No es que censurase a miss Barrett. Pues todo cuanto ésta hiciera estaría perfectamente hecho y él lo aceptaría por completo. No obstante, continuaba diciendo el viernes por la mañana. «…me parece una debilidad lamentable…» Si animaba a Taylor, que robaba perros, animaba también a míster Barnard Gregory, que robaba reputaciones. Y como muchos desventurados se daban un tajo en el cuello o huían del país cuando algún chantajista como Barnard Gregory tomaba una guía en sus manos y hacía estallar sus reputaciones, resultaba que miss Barrett se hacía responsable, indirectamente, de aquellas desgracias. «Pero ¿qué objeto tiene escribir todas estas verdades evidentes sobre la cosa más sencilla del mundo?» Así se irritaba y vociferaba diariamente míster Browning desde New Cross.

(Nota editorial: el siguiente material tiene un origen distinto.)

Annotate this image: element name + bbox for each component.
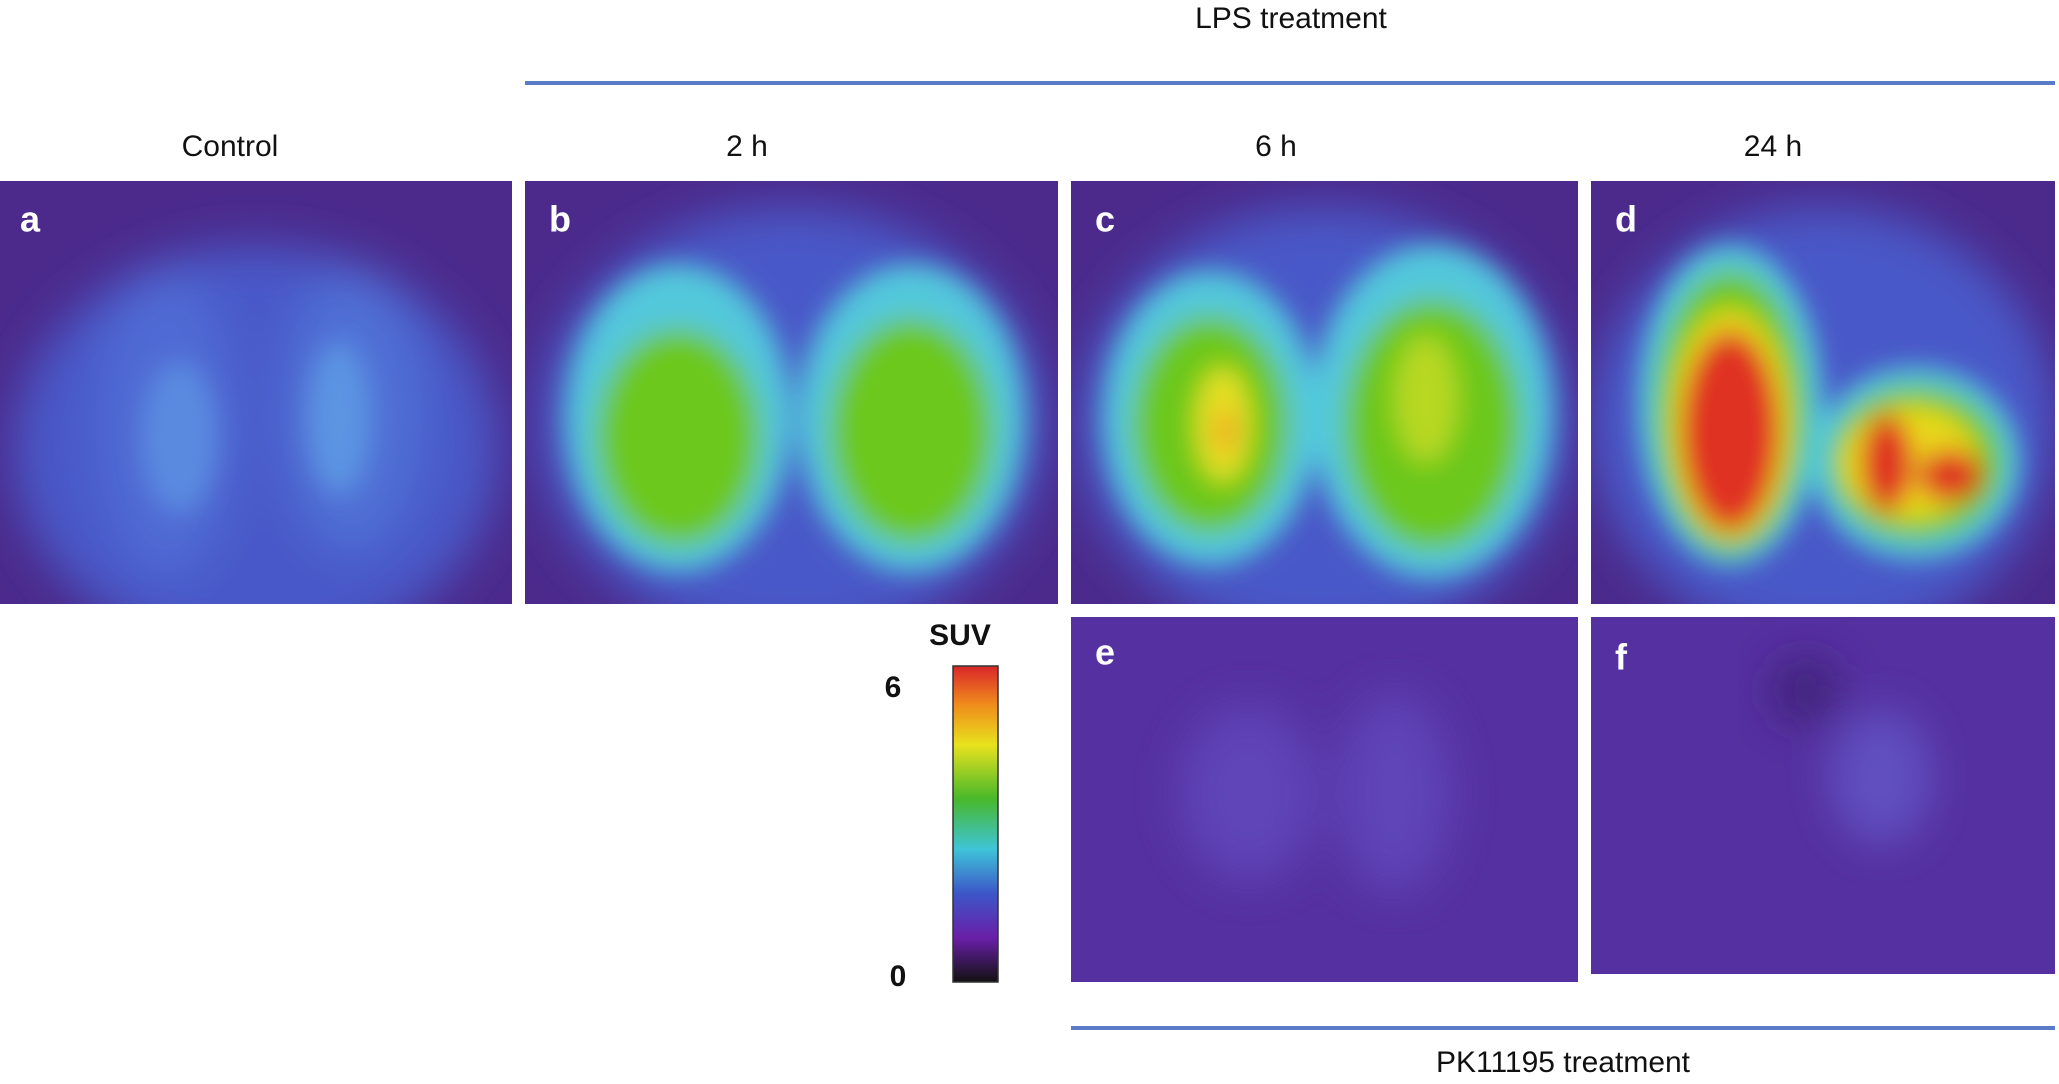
panel-letter: e: [1095, 632, 1115, 673]
panel-letter: a: [20, 199, 41, 240]
column-header: 2 h: [726, 130, 768, 163]
colorbar-max: 6: [885, 671, 902, 704]
panel-image: [1071, 617, 1578, 982]
panel-image: [1591, 181, 2055, 604]
header-title: LPS treatment: [1195, 2, 1387, 35]
column-header: Control: [182, 130, 279, 163]
panel-letter: f: [1615, 637, 1628, 678]
panel-letter: b: [549, 199, 571, 240]
footer-title: PK11195 treatment: [1436, 1046, 1691, 1079]
panel-image: [525, 181, 1058, 604]
colorbar-min: 0: [890, 960, 907, 993]
panel-image: [1071, 181, 1578, 604]
column-header: 24 h: [1744, 130, 1802, 163]
panel-image: [0, 181, 512, 604]
colorbar: [952, 665, 999, 983]
panel-letter: d: [1615, 199, 1637, 240]
panel-image: [1591, 617, 2055, 974]
column-header: 6 h: [1255, 130, 1297, 163]
panel-letter: c: [1095, 199, 1115, 240]
colorbar-label: SUV: [929, 619, 991, 652]
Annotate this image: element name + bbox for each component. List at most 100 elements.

Tendida en su sofá, miss Barrett leía las cartas. ¡Qué fácil habría sido dejarse convencer!… ¡Qué fácil haber dicho: «Merecerte buena opinión vale para mí mas que cien cockers »! Hubiera sido tan fácil volver a hundirse en los almohadones y decirse suspirando: «Soy una mujer débil; nada sé de leyes ni de justicia; decide tú por mí.» Sólo tenía que negarse a pagar el rescate; nada más que desafiar a Taylor y a su «Sociedad». Y si mataban a Flush, si llegaba el horroroso paquete y, al abrirlo, caían de él la cabeza y las pezuñas, allí estaría Robert Browning junto a ella para asegurarle que había obrado rectamente, ganándose así su estimación. Pero miss Barrett no iba a dejarse intimidar. Miss Barrett cogió la pluma y refutó a Robert Browning. Estaba muy bien – dijo – que citara a Donne; muy bien su cita del caso Gregory, y que imaginara aquellas respuestas tan audaces dirigidas a míster Taylor – ella habría dicho lo mismo si Taylor la hubiera atacado o si Gregory la hubiese difamado -, pero ¿qué habría hecho mister Browning, si los bandidos la hubieran robado a ella , si hubieran amenazado con cortarle las orejas a ella y mandarlas por correo a New Cross? No importaba lo que hubiera hecho míster Browning; estaba decidida. Flush estaba indefenso. Su deber la llamaba junto a él. «¿Y he de sacrificar a Flush, al pobre Flush, que me ha amado tan fielmente; tengo derecho a sacrificarlo en su inocencia por atender a la culpabilidad de todos los Taylor del mundo?» Dijera mister Browning lo que dijera, ella iba a rescatar a Flush, aunque tuviera que meterse en las mismas mandíbulas de Whitechapel para sacarlo de allí, aunque Robert Browning la despreciara por haberlo hecho.